KNOXVILLE - Tennessee didn't win 20 games, lost 14 times and finished fifth in its own division this season.
Yet in the midst of all of that, the Volunteers still managed to make a frustrating season a bit of an historic one.
"It's making history," senior forward Steven Pearl said after UT received an at-large bid to the NCAA tournament, the Vols' sixth consecutive trip to the Big Dance. "We've made history every year I've been here, so that's awesome. Six years in a row, no team at Tennessee's done that."
UT (19-14, 8-8 Southeastern Conference) received a No. 9 seed in the West Region and will face No. 8 seed Michigan (20-13, 9-9 Big Ten) on Friday at Charlotte's Time Warner Cable Arena. The winner would advance to play either No. 16-seeded Hampton or top-seeded Duke on Sunday.
"These Selection Sundays are special," UT coach Bruce Pearl said. "They're still special for me. I told the guys, 'This is my 17th trip in 19 or 20 years. It still gives me chills and brings me to an emotional feeling when they call your name. Don't take this opportunity for granted.' I think [it's special] getting there six times in a row with six different casts of characters, six different kinds of teams, six different styles of play."
The Vols, who went 9-9 against teams that made the tournament, have had forgettable times their last two trips to Charlotte. Louisville pounded UT in the Sweet 16 there in the 2008 tournament, and the Vols dropped an ugly game in December to a 10-win Charlotte team that didn't even qualify for its own conference tournament. UT made a combined 34 percent of its shots in those two losses.
"It hasn't been a great place for us," Bruce Pearl said. "We intentionally started the Charlotte series to get into this building knowing it's a [tournament] site. If we can defend Michigan anywhere near like we defended Charlotte, we have a chance. But we have not shot the ball in that building very well for two straight times."

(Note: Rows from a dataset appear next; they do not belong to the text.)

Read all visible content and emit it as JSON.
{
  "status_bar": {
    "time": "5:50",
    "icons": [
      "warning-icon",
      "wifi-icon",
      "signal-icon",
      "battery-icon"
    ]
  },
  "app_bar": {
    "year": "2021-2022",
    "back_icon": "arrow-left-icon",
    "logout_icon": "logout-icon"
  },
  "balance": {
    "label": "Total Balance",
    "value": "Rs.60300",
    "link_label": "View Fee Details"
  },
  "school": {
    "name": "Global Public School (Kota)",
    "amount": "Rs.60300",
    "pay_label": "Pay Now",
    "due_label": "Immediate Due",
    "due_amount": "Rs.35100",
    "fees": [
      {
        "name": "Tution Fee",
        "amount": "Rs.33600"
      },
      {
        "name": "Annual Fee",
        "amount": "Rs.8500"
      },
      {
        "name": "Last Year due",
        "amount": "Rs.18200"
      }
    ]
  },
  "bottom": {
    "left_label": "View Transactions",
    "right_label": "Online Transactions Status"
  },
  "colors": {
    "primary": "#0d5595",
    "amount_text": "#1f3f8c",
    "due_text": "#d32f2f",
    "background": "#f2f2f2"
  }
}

Said leading scorer Scotty Hopson: "It's an opportunity to bounce back since we didn't play good [there]. The gym is the gym, and we're going to come out and try to make shots and try to put the ball in the hole."
Michigan went 7-8 against tournaments teams, including a home win over an Oakland team that beat UT in Knoxville. Guards Darius Morris (15.2) and Tim Hardaway Jr. (13.9) lead coach John Beilein's offense, which makes eight 3-pointers per game. The Wolverines mix in a 1-3-1 zone with man-to-man defenses and hold teams to less than 43 percent shooting.

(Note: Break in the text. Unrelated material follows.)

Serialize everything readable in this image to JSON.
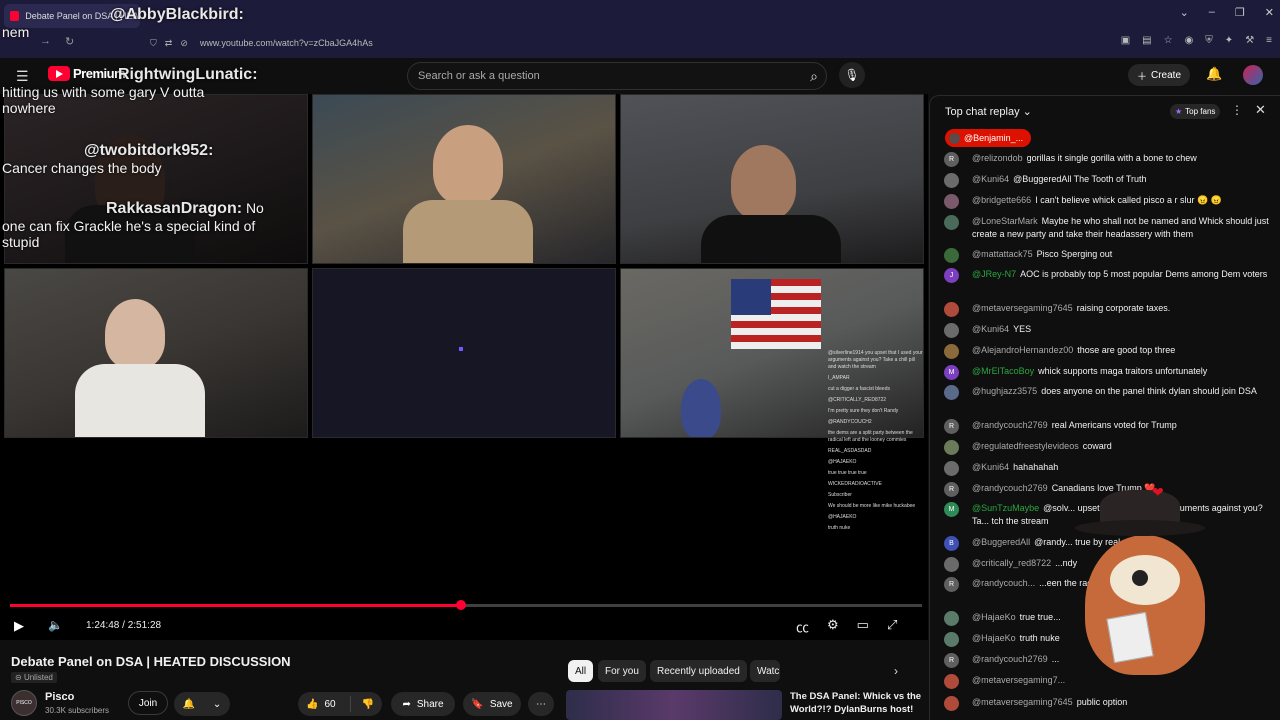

"John is a brilliant tactician," Bruce Pearl said. "If there's such a thing as a man's man, he's a coach's coach. He is a guy that everybody recognizes can outcoach you with his and with yours. It won't take him very long to figure out what our strengths are, what our weaknesses are and how to go about playing us.

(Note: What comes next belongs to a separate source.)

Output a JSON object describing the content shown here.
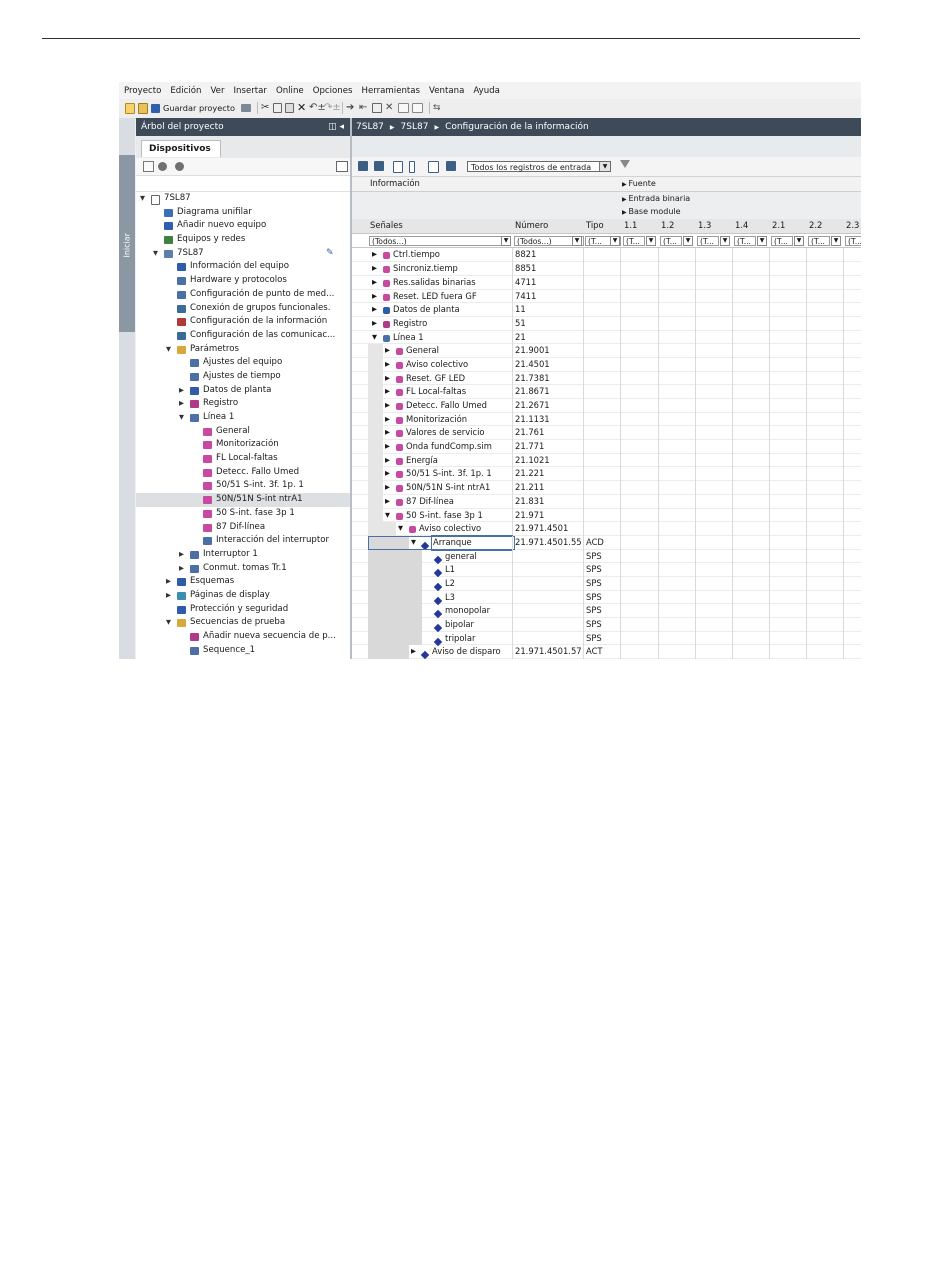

"One of the things about being here at Tennessee is we've got the satellite dishes running. I'll probably have about a dozen tapes on Michigan upstairs when we get done here."
UT lost as a No. 9 seed to Oklahoma State by two in the first round of the 2009 tournament, and reaching the tournament's second weekend is certainly a tall order with a potential second-round game against Duke in the Blue Devils' own backyard looming. But the Vols also weren't expected to last long entering last year's tournament and came within a possession of the Final Four.
"We're not a team that overwhelms people either with our style or our personnel, but we're definitely capable," Bruce Pearl said. "I think our experience is there. How this team finishes is going to matter to everybody, but it'll certainly matter more to the seniors than anybody."
Steven Pearl and Brian Williams are two of those seniors and the only Vols who were on the team that Louisville ousted in Charlotte three seasons ago.
"We came into the tournament where everybody expected to lose, so we had a chip on our shoulder," Williams said. "I don't think many people think we're going to do anything in this tournament, so I think it's the same motivation this year, and it's to keep winning. Nobody wants to go home or one-and-done."